Lailson esteve à frente da organização das seis primeiras edições e participou também do sétimo FIHQ, em 2005. A partir do ano seguinte, o evento ficou inteiramente sob responsabilidade da Associação dos Cartunistas de Pernambuco (Acape), que foi fundada e presidida pelo próprio Lailson entre os anos de 2001 e 2004.
Em toda sua existência, o evento foi viabilizado com recursos da Fundarpe (Fundação do Patrimônio Histórico e Artístico de Pernambuco) e de alguns patrocinadores privados. Mudanças na gestão dos recursos do governo estadual para projetos artísticos culturais, que democratizaram o acesso de produtores ao Fundo Pernambucano de Incentivo à Cultura (Funcultura), acabaram por condicionar a realização do FIHQ à aprovação do seu projeto em editais anuais, o que ocorreu pela última vez em 2007.
O cartunista Samuca Andradre, que participou de todas as edições do festival e esteve mais diretamente ligado à organização a partir de 2005, através da Acape, recorda que em sua última edição, a verba habitual do evento já havia sido reduzida em aproximadamente 30%. “Tentamos [o edital do Funcultura] mais três vezes, em 2008, 2009 e 2010, mas não fomos aprovados”. Situação parecida foi enfrentada depois pelo Salão Internacional de Humor Gráfico de Pernambuco, espécie de sucessor espiritual do FIHQ, realizado também por Samuca. O evento, viabilizado a partir de editais de fomento cultural, teve, até agora, três edições: em 2012, 2016 e 2018.
Embora trabalhasse profissionalmente desde 1984, Samuca enxerga que o FIHQ trouxe contribuições relevantes para sua carreira, entre elas, a publicação de seu primeiro livro: A Vida Por Uma Linha, organizado com a finalidade de ser lançado durante a primeira edição do evento, em 1999. O título acabou premiado como melhor obra na categoria Cartum no HQ Mix daquele ano. Outra herança, segundo o cartunista, são as memórias de boas conversas e aprendizados com outros artistas. “Além de ter sido um incentivo para fazer meu primeiro livro, o evento era uma boa ocasião para participar de oficinas, trocar ideias com artistas de fora, ter uma outra visão sobre técnicas e sobre mercado”, destaca.

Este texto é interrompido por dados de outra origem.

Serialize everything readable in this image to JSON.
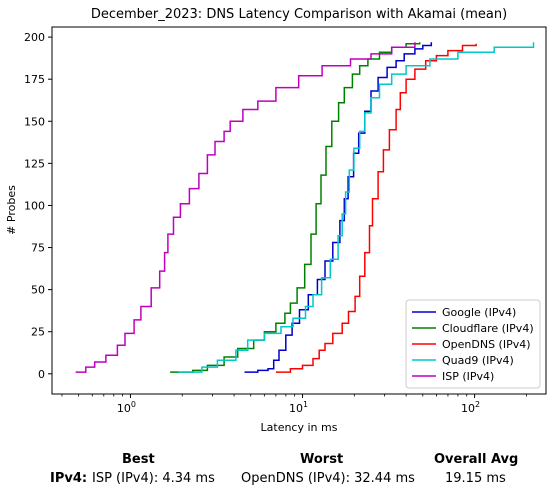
{
  "chart_data": {
    "type": "line",
    "title": "December_2023: DNS Latency Comparison with Akamai (mean)",
    "xlabel": "Latency in ms",
    "ylabel": "# Probes",
    "xscale": "log",
    "xlim": [
      0.35,
      260
    ],
    "ylim": [
      -12,
      206
    ],
    "xticks": [
      {
        "value": 1,
        "label": "10^0"
      },
      {
        "value": 10,
        "label": "10^1"
      },
      {
        "value": 100,
        "label": "10^2"
      }
    ],
    "yticks": [
      0,
      25,
      50,
      75,
      100,
      125,
      150,
      175,
      200
    ],
    "grid": false,
    "legend_position": "lower-right",
    "series": [
      {
        "name": "Google (IPv4)",
        "color": "#0000cc",
        "points": [
          [
            4.6,
            1
          ],
          [
            5.5,
            2
          ],
          [
            6.3,
            3
          ],
          [
            6.8,
            8
          ],
          [
            7.3,
            14
          ],
          [
            8.0,
            23
          ],
          [
            8.7,
            30
          ],
          [
            9.6,
            38
          ],
          [
            10.8,
            47
          ],
          [
            12.2,
            56
          ],
          [
            13.5,
            67
          ],
          [
            15.0,
            78
          ],
          [
            16.5,
            91
          ],
          [
            17.5,
            104
          ],
          [
            18.4,
            117
          ],
          [
            19.8,
            131
          ],
          [
            21.2,
            143
          ],
          [
            23.0,
            156
          ],
          [
            25.0,
            168
          ],
          [
            27.5,
            176
          ],
          [
            31,
            182
          ],
          [
            35,
            186
          ],
          [
            39,
            190
          ],
          [
            45,
            193
          ],
          [
            50,
            195
          ],
          [
            56,
            197
          ]
        ]
      },
      {
        "name": "Cloudflare (IPv4)",
        "color": "#008000",
        "points": [
          [
            1.7,
            1
          ],
          [
            2.3,
            2
          ],
          [
            2.8,
            5
          ],
          [
            3.5,
            10
          ],
          [
            4.2,
            15
          ],
          [
            5.2,
            20
          ],
          [
            6.0,
            25
          ],
          [
            7.0,
            30
          ],
          [
            7.9,
            36
          ],
          [
            8.5,
            42
          ],
          [
            9.3,
            51
          ],
          [
            10.3,
            65
          ],
          [
            11.2,
            83
          ],
          [
            12.0,
            101
          ],
          [
            12.8,
            118
          ],
          [
            13.7,
            135
          ],
          [
            14.8,
            150
          ],
          [
            16.2,
            161
          ],
          [
            17.5,
            170
          ],
          [
            19.5,
            178
          ],
          [
            21.5,
            183
          ],
          [
            24,
            187
          ],
          [
            28,
            191
          ],
          [
            33,
            194
          ],
          [
            40,
            196
          ],
          [
            48,
            197
          ]
        ]
      },
      {
        "name": "OpenDNS (IPv4)",
        "color": "#ff0000",
        "points": [
          [
            7.0,
            1
          ],
          [
            8.5,
            3
          ],
          [
            10.0,
            5
          ],
          [
            11.5,
            9
          ],
          [
            12.5,
            14
          ],
          [
            13.5,
            18
          ],
          [
            15,
            24
          ],
          [
            17,
            30
          ],
          [
            18.5,
            37
          ],
          [
            20.2,
            46
          ],
          [
            21.5,
            58
          ],
          [
            23.0,
            72
          ],
          [
            24.5,
            88
          ],
          [
            25.5,
            104
          ],
          [
            27.5,
            120
          ],
          [
            29.5,
            133
          ],
          [
            32,
            145
          ],
          [
            35,
            157
          ],
          [
            37,
            167
          ],
          [
            40,
            175
          ],
          [
            45,
            181
          ],
          [
            52,
            186
          ],
          [
            60,
            189
          ],
          [
            70,
            192
          ],
          [
            85,
            195
          ],
          [
            102,
            196
          ]
        ]
      },
      {
        "name": "Quad9 (IPv4)",
        "color": "#00c8c8",
        "points": [
          [
            1.9,
            1
          ],
          [
            2.6,
            4
          ],
          [
            3.2,
            8
          ],
          [
            4.1,
            14
          ],
          [
            4.8,
            20
          ],
          [
            6.0,
            24
          ],
          [
            7.5,
            28
          ],
          [
            8.8,
            33
          ],
          [
            10.4,
            40
          ],
          [
            11.5,
            47
          ],
          [
            12.9,
            57
          ],
          [
            14.5,
            68
          ],
          [
            16.1,
            82
          ],
          [
            17.0,
            95
          ],
          [
            17.8,
            108
          ],
          [
            18.7,
            121
          ],
          [
            19.9,
            134
          ],
          [
            21.5,
            144
          ],
          [
            23,
            155
          ],
          [
            25,
            164
          ],
          [
            28,
            172
          ],
          [
            33,
            178
          ],
          [
            40,
            183
          ],
          [
            55,
            187
          ],
          [
            80,
            191
          ],
          [
            130,
            194
          ],
          [
            220,
            197
          ]
        ]
      },
      {
        "name": "ISP (IPv4)",
        "color": "#c000c0",
        "points": [
          [
            0.48,
            1
          ],
          [
            0.55,
            4
          ],
          [
            0.62,
            7
          ],
          [
            0.72,
            11
          ],
          [
            0.84,
            17
          ],
          [
            0.93,
            24
          ],
          [
            1.05,
            32
          ],
          [
            1.15,
            40
          ],
          [
            1.32,
            51
          ],
          [
            1.48,
            61
          ],
          [
            1.58,
            72
          ],
          [
            1.65,
            83
          ],
          [
            1.78,
            93
          ],
          [
            1.95,
            101
          ],
          [
            2.2,
            110
          ],
          [
            2.5,
            119
          ],
          [
            2.8,
            130
          ],
          [
            3.1,
            138
          ],
          [
            3.5,
            144
          ],
          [
            3.8,
            150
          ],
          [
            4.5,
            157
          ],
          [
            5.5,
            162
          ],
          [
            7,
            170
          ],
          [
            9.5,
            177
          ],
          [
            13,
            183
          ],
          [
            19,
            187
          ],
          [
            25,
            190
          ],
          [
            33,
            194
          ],
          [
            45,
            197
          ]
        ]
      }
    ]
  },
  "summary": {
    "best_header": "Best",
    "worst_header": "Worst",
    "avg_header": "Overall Avg",
    "row_label": "IPv4:",
    "best_value": "ISP (IPv4): 4.34 ms",
    "worst_value": "OpenDNS (IPv4): 32.44 ms",
    "avg_value": "19.15 ms"
  }
}
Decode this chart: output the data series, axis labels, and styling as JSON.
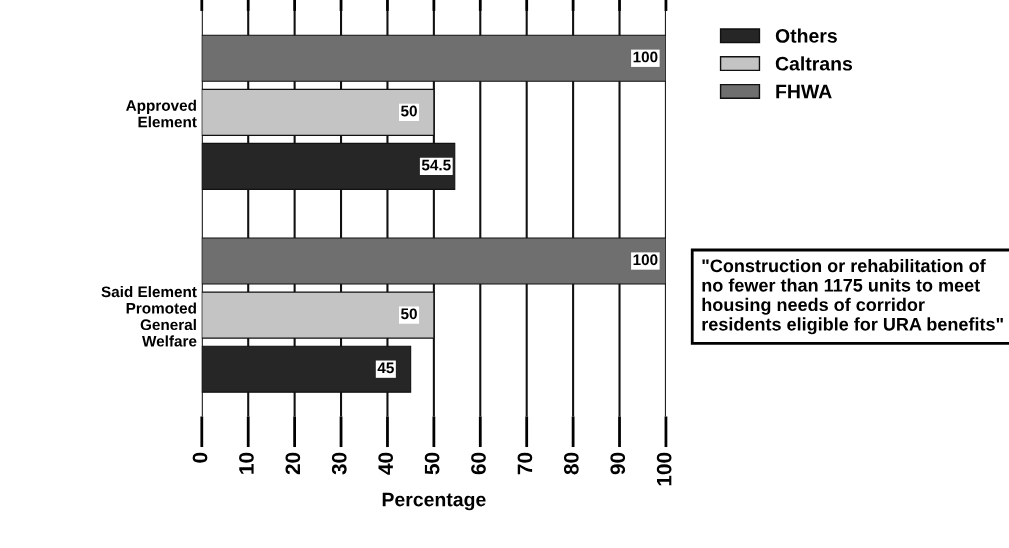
{
  "chart_data": {
    "type": "bar",
    "orientation": "horizontal",
    "categories": [
      "Approved\nElement",
      "Said Element\nPromoted\nGeneral\nWelfare"
    ],
    "series": [
      {
        "name": "FHWA",
        "color": "#6f6f6f",
        "values": [
          100,
          100
        ]
      },
      {
        "name": "Caltrans",
        "color": "#c4c4c4",
        "values": [
          50,
          50
        ]
      },
      {
        "name": "Others",
        "color": "#262626",
        "values": [
          54.5,
          45
        ]
      }
    ],
    "xlabel": "Percentage",
    "xlim": [
      0,
      100
    ],
    "xticks": [
      0,
      10,
      20,
      30,
      40,
      50,
      60,
      70,
      80,
      90,
      100
    ],
    "grid": "x",
    "legend": "top right",
    "data_labels": true,
    "annotations": [
      "\"Construction or rehabilitation of no fewer than 1175 units to meet housing needs of corridor residents eligible for URA benefits\""
    ]
  }
}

Will Eisner no Recife Antigo
Um dos mais importantes nomes das histórias em quadrinhos, Will Eisner é também um dos mais lembrados entre os artistas que passaram pelo FIHQ. “O contato com ele foi muito importante pra mim”, recorda Pedro Ponzo. Santista radicado no Recife, o quadrinista se mudou para a capital pernambucana em 1996, para cursar artes visuais na Universidade Federal de Pernambuco – onde conheceu sua esposa, a também quadrinista Roberta Cirne.
“Levei uns livros pra ele assinar e levei também a minha pasta [de desenhos]”, conta. “Mostrei a pasta e perguntei quanto tempo ele achava que eu ainda demoraria para me tornar um profissional”, diz. “Aí ele se virou e me disse: ‘Olhe, você deveria estar, há muito tempo, ganhando dinheiro com isso, já deveria estar no mercado. Não sei o que você está esperando’”. Segundo o quadrinista, as palavras de incentivo do criador do Spirit lhe deram motivação para começar a buscar trabalhos na área.
O FIHQ serviu para aproximar do público o trabalho de inúmeros quadrinistas, chargistas e ilustradores.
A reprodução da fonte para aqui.